US 11,948,356 B2
Object location determination in frames of a video stream
Volodya Grancharov, Solna (SE); and Arvind Thimmakkondu Hariraman, Solna (SE)
Assigned to TELEFONAKTIEBOLAGET LM ERICSSON (PUBL), Stockholm (SE)
Appl. No. 17/295,113
Filed by Telefonaktiebolaget LM Ericsson (publ), Stockholm (SE)
PCT Filed Nov. 21, 2018, PCT No. PCT/EP2018/082119
§ 371(c)(1), (2) Date May 19, 2021,
PCT Pub. No. WO2020/104028, PCT Pub. Date May 28, 2020.

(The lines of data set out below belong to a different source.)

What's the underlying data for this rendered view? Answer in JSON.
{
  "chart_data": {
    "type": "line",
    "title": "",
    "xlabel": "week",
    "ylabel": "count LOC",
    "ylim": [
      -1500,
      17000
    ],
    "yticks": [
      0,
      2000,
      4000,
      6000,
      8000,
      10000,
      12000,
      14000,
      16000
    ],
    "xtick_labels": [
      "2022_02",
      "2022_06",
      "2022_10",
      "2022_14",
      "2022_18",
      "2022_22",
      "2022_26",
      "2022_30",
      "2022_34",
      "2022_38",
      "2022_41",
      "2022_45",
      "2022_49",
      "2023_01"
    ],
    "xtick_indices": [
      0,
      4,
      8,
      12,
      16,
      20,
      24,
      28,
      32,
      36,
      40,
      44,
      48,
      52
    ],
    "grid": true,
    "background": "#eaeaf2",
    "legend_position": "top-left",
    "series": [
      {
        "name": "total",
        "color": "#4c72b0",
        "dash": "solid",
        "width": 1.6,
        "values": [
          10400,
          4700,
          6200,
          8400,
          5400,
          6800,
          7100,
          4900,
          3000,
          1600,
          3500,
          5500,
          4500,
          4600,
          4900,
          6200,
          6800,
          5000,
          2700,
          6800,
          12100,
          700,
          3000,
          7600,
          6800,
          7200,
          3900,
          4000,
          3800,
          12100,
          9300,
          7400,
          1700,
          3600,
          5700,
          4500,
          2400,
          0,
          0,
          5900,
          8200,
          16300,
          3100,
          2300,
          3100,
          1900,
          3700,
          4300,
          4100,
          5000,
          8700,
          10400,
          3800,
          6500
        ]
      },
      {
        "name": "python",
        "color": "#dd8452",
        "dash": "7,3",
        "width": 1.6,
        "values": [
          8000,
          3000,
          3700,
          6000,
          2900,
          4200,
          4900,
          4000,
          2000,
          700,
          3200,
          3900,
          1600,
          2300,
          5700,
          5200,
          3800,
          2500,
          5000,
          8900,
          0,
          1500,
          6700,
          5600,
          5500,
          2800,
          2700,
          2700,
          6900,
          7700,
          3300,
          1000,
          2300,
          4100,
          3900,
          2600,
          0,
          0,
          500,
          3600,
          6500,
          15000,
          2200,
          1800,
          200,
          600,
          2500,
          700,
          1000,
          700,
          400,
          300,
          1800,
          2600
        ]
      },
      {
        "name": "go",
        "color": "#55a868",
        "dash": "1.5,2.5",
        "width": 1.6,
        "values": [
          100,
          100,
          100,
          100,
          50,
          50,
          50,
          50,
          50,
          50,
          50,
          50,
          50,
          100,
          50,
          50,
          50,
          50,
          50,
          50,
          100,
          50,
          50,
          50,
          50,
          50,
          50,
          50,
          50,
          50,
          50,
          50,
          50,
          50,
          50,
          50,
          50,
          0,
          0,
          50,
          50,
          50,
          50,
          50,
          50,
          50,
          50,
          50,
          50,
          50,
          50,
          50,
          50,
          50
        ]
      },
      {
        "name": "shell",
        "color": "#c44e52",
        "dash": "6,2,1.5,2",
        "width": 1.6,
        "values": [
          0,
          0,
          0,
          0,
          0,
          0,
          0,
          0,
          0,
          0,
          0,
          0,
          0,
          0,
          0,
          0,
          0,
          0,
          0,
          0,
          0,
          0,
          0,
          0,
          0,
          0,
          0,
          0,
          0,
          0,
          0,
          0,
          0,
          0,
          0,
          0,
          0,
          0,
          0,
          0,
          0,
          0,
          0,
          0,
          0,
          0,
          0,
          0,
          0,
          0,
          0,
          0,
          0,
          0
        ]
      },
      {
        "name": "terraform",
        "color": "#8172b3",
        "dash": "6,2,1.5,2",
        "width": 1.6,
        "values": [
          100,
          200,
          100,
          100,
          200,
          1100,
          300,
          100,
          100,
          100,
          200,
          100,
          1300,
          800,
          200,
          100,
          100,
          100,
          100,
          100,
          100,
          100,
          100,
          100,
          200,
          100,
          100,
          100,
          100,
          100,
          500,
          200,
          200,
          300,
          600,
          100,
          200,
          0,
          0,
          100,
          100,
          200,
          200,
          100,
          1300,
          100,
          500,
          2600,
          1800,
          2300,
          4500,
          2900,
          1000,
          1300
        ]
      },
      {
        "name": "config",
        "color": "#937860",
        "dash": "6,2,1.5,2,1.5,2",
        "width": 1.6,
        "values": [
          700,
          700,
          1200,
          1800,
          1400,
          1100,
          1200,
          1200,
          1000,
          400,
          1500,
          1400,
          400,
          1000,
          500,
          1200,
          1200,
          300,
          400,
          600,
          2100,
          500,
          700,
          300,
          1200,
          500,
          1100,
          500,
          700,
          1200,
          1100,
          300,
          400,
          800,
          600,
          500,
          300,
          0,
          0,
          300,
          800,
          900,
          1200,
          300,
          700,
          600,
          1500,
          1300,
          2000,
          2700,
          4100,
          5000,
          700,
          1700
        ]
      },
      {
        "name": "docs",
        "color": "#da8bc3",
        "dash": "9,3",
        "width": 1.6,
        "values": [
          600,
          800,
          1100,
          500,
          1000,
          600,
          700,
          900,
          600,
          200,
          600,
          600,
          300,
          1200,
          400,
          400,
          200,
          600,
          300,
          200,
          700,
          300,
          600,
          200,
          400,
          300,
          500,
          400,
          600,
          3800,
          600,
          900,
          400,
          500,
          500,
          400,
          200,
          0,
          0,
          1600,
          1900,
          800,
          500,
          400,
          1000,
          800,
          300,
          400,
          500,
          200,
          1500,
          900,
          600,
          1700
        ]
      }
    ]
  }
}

Prior Publication US 2022/0004771 A1, Jan. 6, 2022
Int. Cl. G06V 20/20 (2022.01); G06F 18/214 (2023.01); G06F 18/2415 (2023.01); G06V 10/44 (2022.01); G06V 10/764 (2022.01); G06V 10/774 (2022.01); G06V 10/82 (2022.01); G06V 20/40 (2022.01)
CPC G06V 20/20 (2022.01) [G06F 18/214 (2023.01); G06F 18/2415 (2023.01); G06V 10/454 (2022.01); G06V 10/764 (2022.01); G06V 10/774 (2022.01); G06V 10/82 (2022.01); G06V 20/41 (2022.01); G06V 20/46 (2022.01)] 21 Claims
OG exemplary drawing
 
1. An object locator, comprising:
processing circuitry; and
memory comprising instructions executable by the processing circuitry whereby the object locator is operative to:
apply, for at least one frame of a video stream, a context-based object classifying model to a set of object location representations, derived from an object detection applied to the at least one frame, to obtain a context-adapted classification probability for each object location representation of the set; wherein each object location representation of the set defines a region of the at least one frame; wherein each context-adapted classification probability represents a likelihood that the region of the at least one frame defined by the object location representation comprises an object; wherein the context-based object classifying model is generated based on object location representations from previous frames of the video stream; and
determine, for each object location representation of at least a portion of the set, whether the region of the at least one frame defined by the object location representation comprises an object based on the context-adapted classification probability and a detection probability;
wherein the detection probability is derived from the object detection and represents a likelihood that the region of the at least one frame defined by the object location representation comprises an object.